The South’s secession was an act of war. It wasn’t about attacking federal buildings. It’s a direct attack on the Constitution.

The South seceded over Slavery. That’s an absolute fact. You can read any of their writings from the time, you can read the Declarations of Secession by the various Southern states.

Sounds like you’re one of those guys who makes apologies for Slavers and I’m not interested in those apologies. You don’t have a right to own other human beings. States don’t have the right to give you that right.

Can we stay with facts over feelings?
“Right” as in law is a human-made thing and changes over time. Slavery at the time period we talk about was not against the constitution. That amendment was made much later. Before that people had, in fact, the right to own other people.
Just because today we don’t like it does not change the legal situation.
Also the motivation for secession has nothing to do vs. legality (or lack of) secession.

It’s interesting to see someone who rejects basic human value paying for a Bill Whittle subscription, but maybe it’s a write-off for you.
I’m talking about Natural Rights. The same ones mentioned in the Declaration of Independence. Those rights granted to you by your creator. Those rights that you possess by virtue of being a living human being.
Your ignorance of the Constitution would be astounding, if I didn’t suspect it’s intentional. The original Constitution ended the importation of slaves by 1808 (Article I, Section 9). My guess is that most of the Framers did not conceive that Slavers would continue breeding and trading slaves as if they were animals, but here you and I are arguing the point 200 years later.
So I suppose they really should have spelled it out completely for guys like you.
Motive goes directly to the application of law. Go kill someone and then argue your point with the court.

Your virtues shine over everyone, but between two instances of bashing people can we stay at the subject? Which was the legal status of secession.

Feel free to open another blog on how subject of slavery can be used to derail conversations and how great opportunities it provides to show off how much you care about people dead for centuries.

Kafka-trapping probably works for you most of the time. I get that it’s tough when someone calls our your logical fallacies.
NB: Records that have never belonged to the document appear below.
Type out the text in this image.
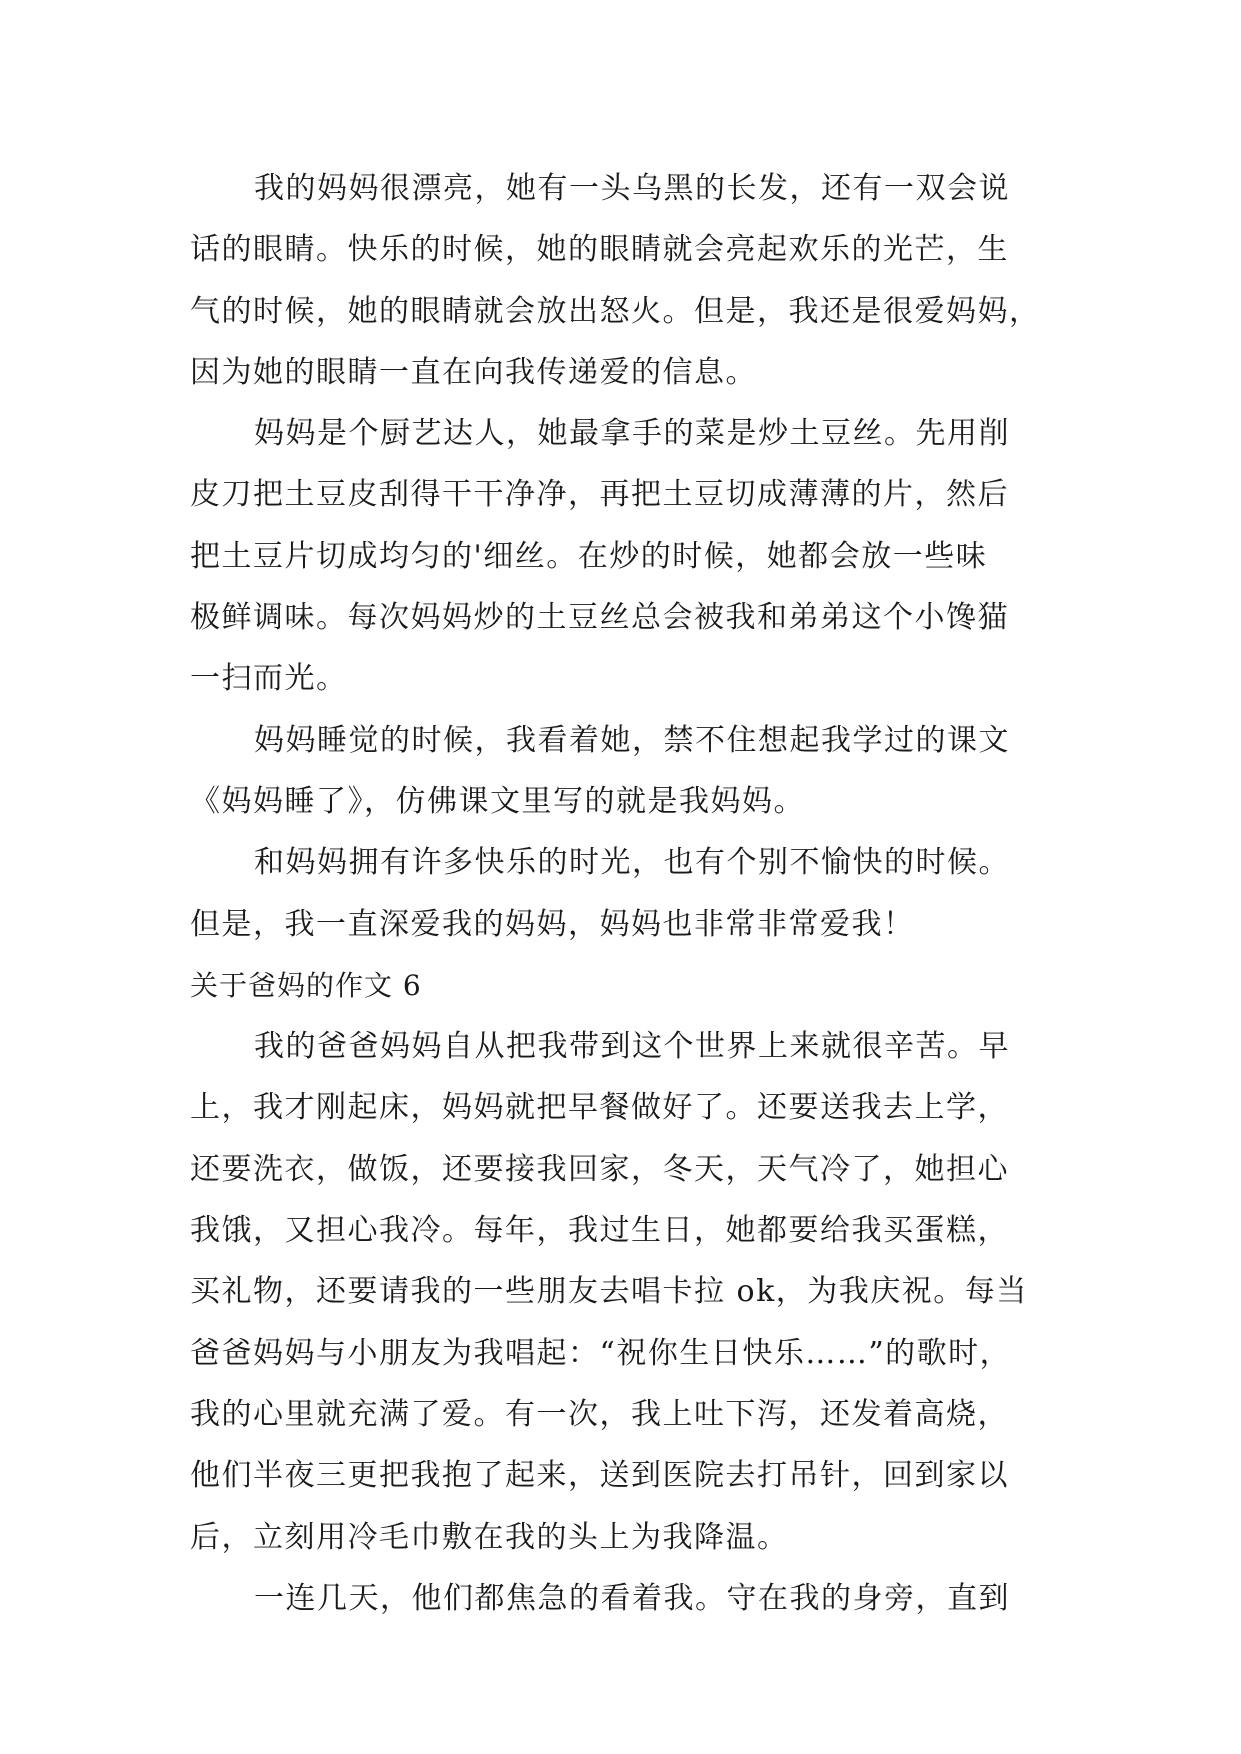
我的妈妈很漂亮，她有一头乌黑的长发，还有一双会说
话的眼睛。快乐的时候，她的眼睛就会亮起欢乐的光芒，生
气的时候，她的眼睛就会放出怒火。但是，我还是很爱妈妈，
因为她的眼睛一直在向我传递爱的信息。
妈妈是个厨艺达人，她最拿手的菜是炒土豆丝。先用削
皮刀把土豆皮刮得干干净净，再把土豆切成薄薄的片，然后
把土豆片切成均匀的'细丝。在炒的时候，她都会放一些味
极鲜调味。每次妈妈炒的土豆丝总会被我和弟弟这个小馋猫
一扫而光。
妈妈睡觉的时候，我看着她，禁不住想起我学过的课文
《妈妈睡了》，仿佛课文里写的就是我妈妈。
和妈妈拥有许多快乐的时光，也有个别不愉快的时候。
但是，我一直深爱我的妈妈，妈妈也非常非常爱我！
关于爸妈的作文 6
我的爸爸妈妈自从把我带到这个世界上来就很辛苦。早
上，我才刚起床，妈妈就把早餐做好了。还要送我去上学，
还要洗衣，做饭，还要接我回家，冬天，天气冷了，她担心
我饿，又担心我冷。每年，我过生日，她都要给我买蛋糕，
买礼物，还要请我的一些朋友去唱卡拉 ok，为我庆祝。每当
爸爸妈妈与小朋友为我唱起：“祝你生日快乐……”的歌时，
我的心里就充满了爱。有一次，我上吐下泻，还发着高烧，
他们半夜三更把我抱了起来，送到医院去打吊针，回到家以
后，立刻用冷毛巾敷在我的头上为我降温。
一连几天，他们都焦急的看着我。守在我的身旁，直到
IUC the secession itself was okay-ish, but then they attacked some federal stuff that was an act of war, and then later the winners made their best to confuse the matter to keep people from even thinking about leaving the union.
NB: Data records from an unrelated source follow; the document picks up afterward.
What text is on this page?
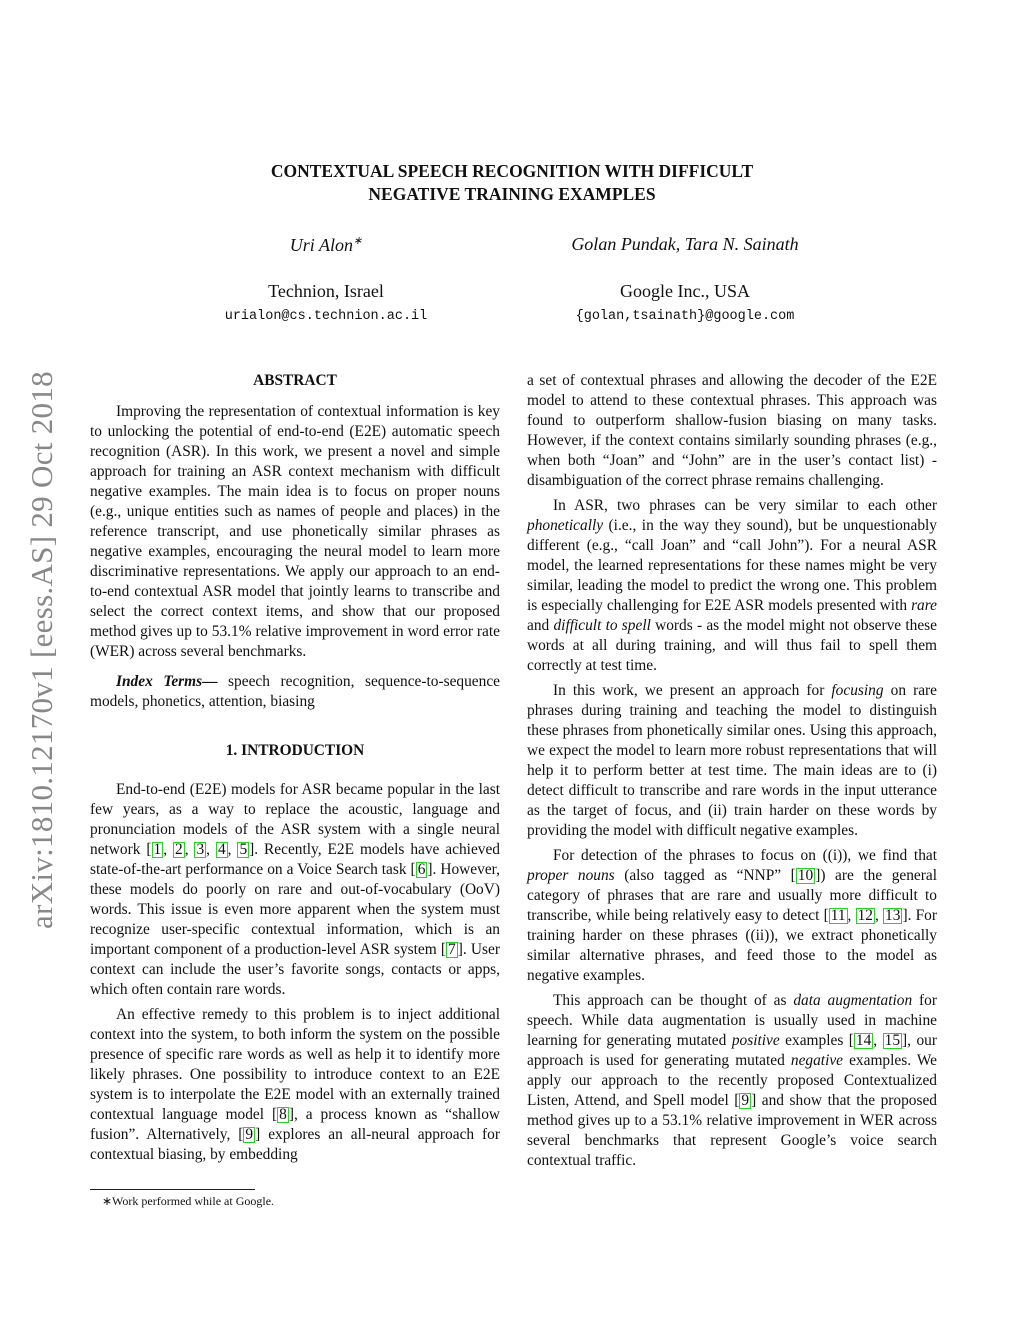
arXiv:1810.12170v1 [eess.AS] 29 Oct 2018
CONTEXTUAL SPEECH RECOGNITION WITH DIFFICULT
NEGATIVE TRAINING EXAMPLES
Uri Alon∗	Golan Pundak, Tara N. Sainath
Technion, Israel	Google Inc., USA
urialon@cs.technion.ac.il	{golan,tsainath}@google.com
ABSTRACT

Improving the representation of contextual information is key to unlocking the potential of end-to-end (E2E) automatic speech recognition (ASR). In this work, we present a novel and simple approach for training an ASR context mechanism with difficult negative examples. The main idea is to focus on proper nouns (e.g., unique entities such as names of people and places) in the reference transcript, and use phonetically similar phrases as negative examples, encouraging the neural model to learn more discriminative representations. We apply our approach to an end-to-end contextual ASR model that jointly learns to transcribe and select the correct context items, and show that our proposed method gives up to 53.1% relative improvement in word error rate (WER) across several benchmarks.

Index Terms— speech recognition, sequence-to-sequence models, phonetics, attention, biasing

1. INTRODUCTION

End-to-end (E2E) models for ASR became popular in the last few years, as a way to replace the acoustic, language and pronunciation models of the ASR system with a single neural network [ 1 , 2 , 3 , 4 , 5 ]. Recently, E2E models have achieved state-of-the-art performance on a Voice Search task [ 6 ]. However, these models do poorly on rare and out-of-vocabulary (OoV) words. This issue is even more apparent when the system must recognize user-specific contextual information, which is an important component of a production-level ASR system [ 7 ]. User context can include the user’s favorite songs, contacts or apps, which often contain rare words.

An effective remedy to this problem is to inject additional context into the system, to both inform the system on the possible presence of specific rare words as well as help it to identify more likely phrases. One possibility to introduce context to an E2E system is to interpolate the E2E model with an externally trained contextual language model [ 8 ], a process known as “shallow fusion”. Alternatively, [ 9 ] explores an all-neural approach for contextual biasing, by embedding

a set of contextual phrases and allowing the decoder of the E2E model to attend to these contextual phrases. This approach was found to outperform shallow-fusion biasing on many tasks. However, if the context contains similarly sounding phrases (e.g., when both “Joan” and “John” are in the user’s contact list) - disambiguation of the correct phrase remains challenging.

In ASR, two phrases can be very similar to each other phonetically (i.e., in the way they sound), but be unquestionably different (e.g., “call Joan” and “call John”). For a neural ASR model, the learned representations for these names might be very similar, leading the model to predict the wrong one. This problem is especially challenging for E2E ASR models presented with rare and difficult to spell words - as the model might not observe these words at all during training, and will thus fail to spell them correctly at test time.

In this work, we present an approach for focusing on rare phrases during training and teaching the model to distinguish these phrases from phonetically similar ones. Using this approach, we expect the model to learn more robust representations that will help it to perform better at test time. The main ideas are to (i) detect difficult to transcribe and rare words in the input utterance as the target of focus, and (ii) train harder on these words by providing the model with difficult negative examples.

For detection of the phrases to focus on ((i)), we find that proper nouns (also tagged as “NNP” [ 10 ]) are the general category of phrases that are rare and usually more difficult to transcribe, while being relatively easy to detect [ 11 , 12 , 13 ]. For training harder on these phrases ((ii)), we extract phonetically similar alternative phrases, and feed those to the model as negative examples.

This approach can be thought of as data augmentation for speech. While data augmentation is usually used in machine learning for generating mutated positive examples [ 14 , 15 ], our approach is used for generating mutated negative examples. We apply our approach to the recently proposed Contextualized Listen, Attend, and Spell model [ 9 ] and show that the proposed method gives up to a 53.1% relative improvement in WER across several benchmarks that represent Google’s voice search contextual traffic.

∗Work performed while at Google.
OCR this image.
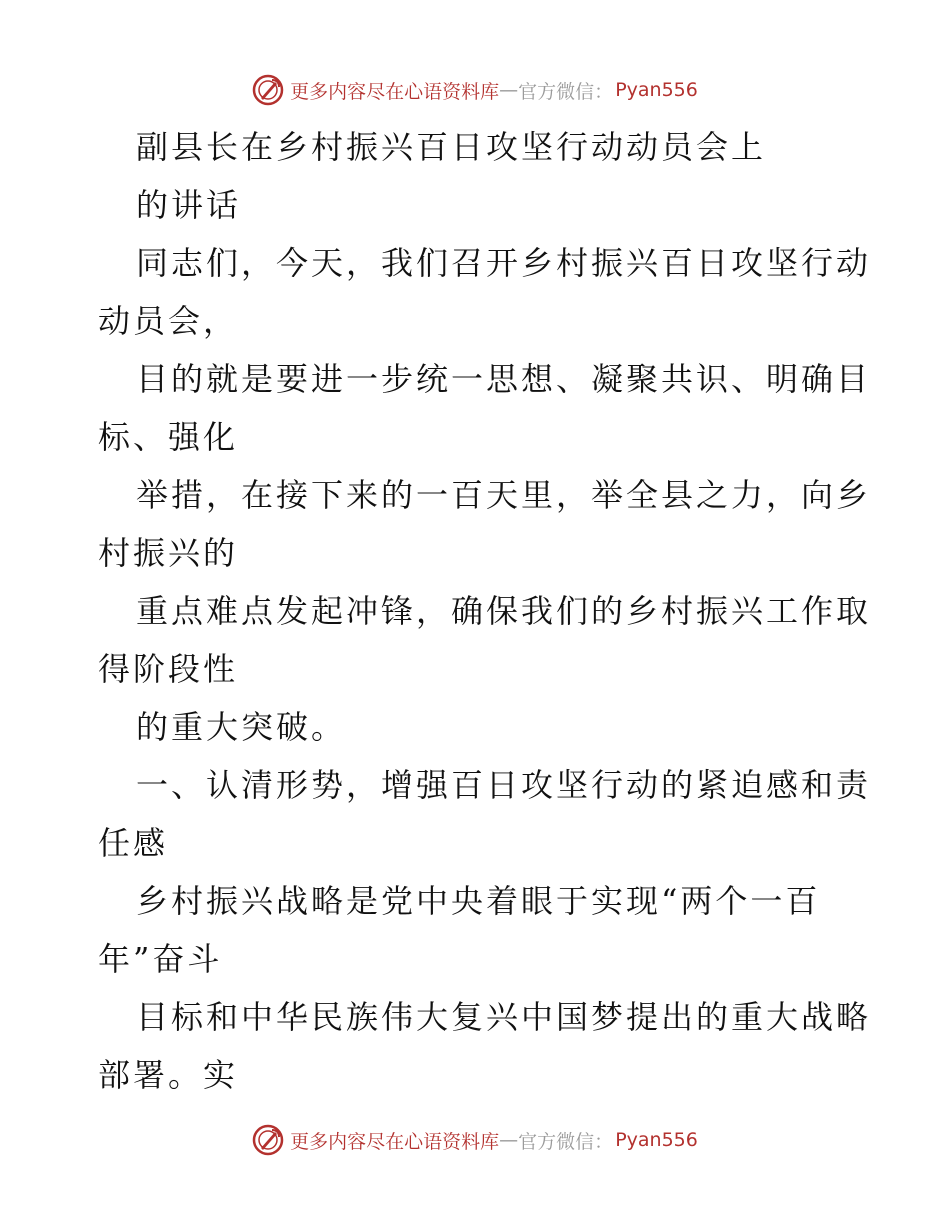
更多内容尽在心语资料库 — 官方微信： Pyan556
副县长在乡村振兴百日攻坚行动动员会上
的讲话
同志们，今天，我们召开乡村振兴百日攻坚行动
动员会，
目的就是要进一步统一思想、凝聚共识、明确目
标、强化
举措，在接下来的一百天里，举全县之力，向乡
村振兴的
重点难点发起冲锋，确保我们的乡村振兴工作取
得阶段性
的重大突破。
一、认清形势，增强百日攻坚行动的紧迫感和责
任感
乡村振兴战略是党中央着眼于实现“两个一百
年”奋斗
目标和中华民族伟大复兴中国梦提出的重大战略
部署。实
更多内容尽在心语资料库 — 官方微信： Pyan556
If you weren’t alluding to Slavery, then what were you alluding to? If I incorrectly thought you were talking about Slavery, why did you continue down that path instead of stopping me in your next comment?
Since Slavery was the South’s primary motivating factor for Secession, it seems logical to bring it into the mix of the discussion if you’re going to reference the Secession of the South in order to bolster your argument for Secession today.

If you want to leave the Secession of the South out of the argument, then fine – you’re still left with the fact that there is no mechanism in the Constitution for Secession, because the Framers knew giving states an “out” meant the eventual dissolution of the Union.
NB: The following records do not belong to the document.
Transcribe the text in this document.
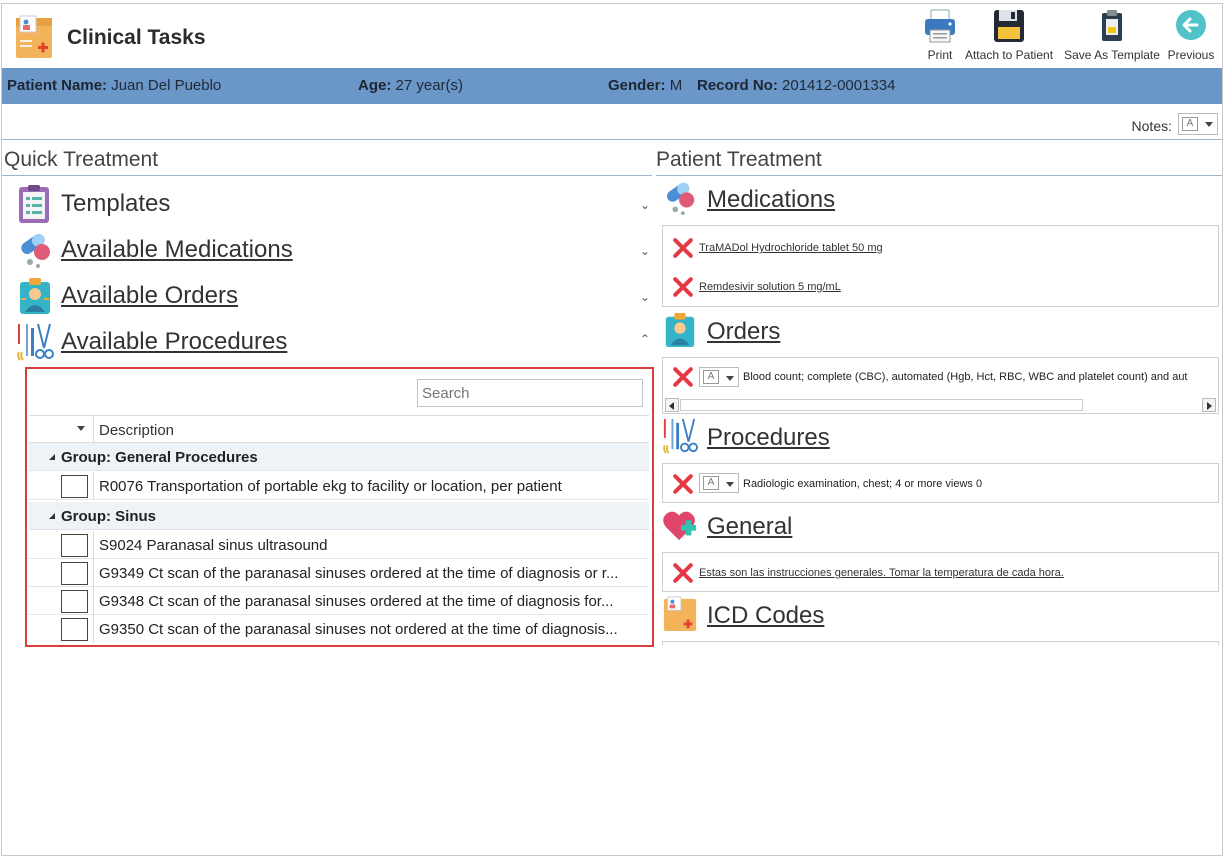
Clinical Tasks
Print	Attach to Patient Save As Template Previous
Patient Name: Juan Del Pueblo	Age: 27 year(s)	Gender: M Record No: 201412-0001334
Notes:	A
Quick Treatment	Patient Treatment
Templates	⌄
Available Medications	⌄
Available Orders	⌄
Available Procedures	⌃
Search
Description
Group: General Procedures
R0076 Transportation of portable ekg to facility or location, per patient
Group: Sinus
S9024 Paranasal sinus ultrasound
G9349 Ct scan of the paranasal sinuses ordered at the time of diagnosis or r...
G9348 Ct scan of the paranasal sinuses ordered at the time of diagnosis for...
G9350 Ct scan of the paranasal sinuses not ordered at the time of diagnosis...
Medications
TraMADol Hydrochloride tablet 50 mg
Remdesivir solution 5 mg/mL
Orders
A	Blood count; complete (CBC), automated (Hgb, Hct, RBC, WBC and platelet count) and aut
Procedures
A	Radiologic examination, chest; 4 or more views 0
General
Estas son las instrucciones generales. Tomar la temperatura de cada hora.
ICD Codes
That is why the Constitution is a suicide pact. You don’t have to join, but once you join you may never leave.

You know what I realized after thinking about this a bit more…I’ve offered nothing but facts, but because my facts make you feel something, you then project those feelings onto me.
This isn’t emotional for me. It’s just the truth. It’s reality. It’s a little annoying to deal with someone who is intellectually dishonest. It’s a little annoying for someone with no knowledge of the topic would deign to try to explain it to me.
Look at your own definition of a “right”. I’m not sure if you even realize that what you just defined is a Civil Right – a right granted to a specific group of people by a Civil Government. You can’t or don’t make the distinction between a Civil Right and a Natural Right.
Is that because you don’t know the difference, or because you don’t care? I think you’re probably younger, and that you recently got churned out of a college or university where your socialist professors told you what to think, instead of how to think.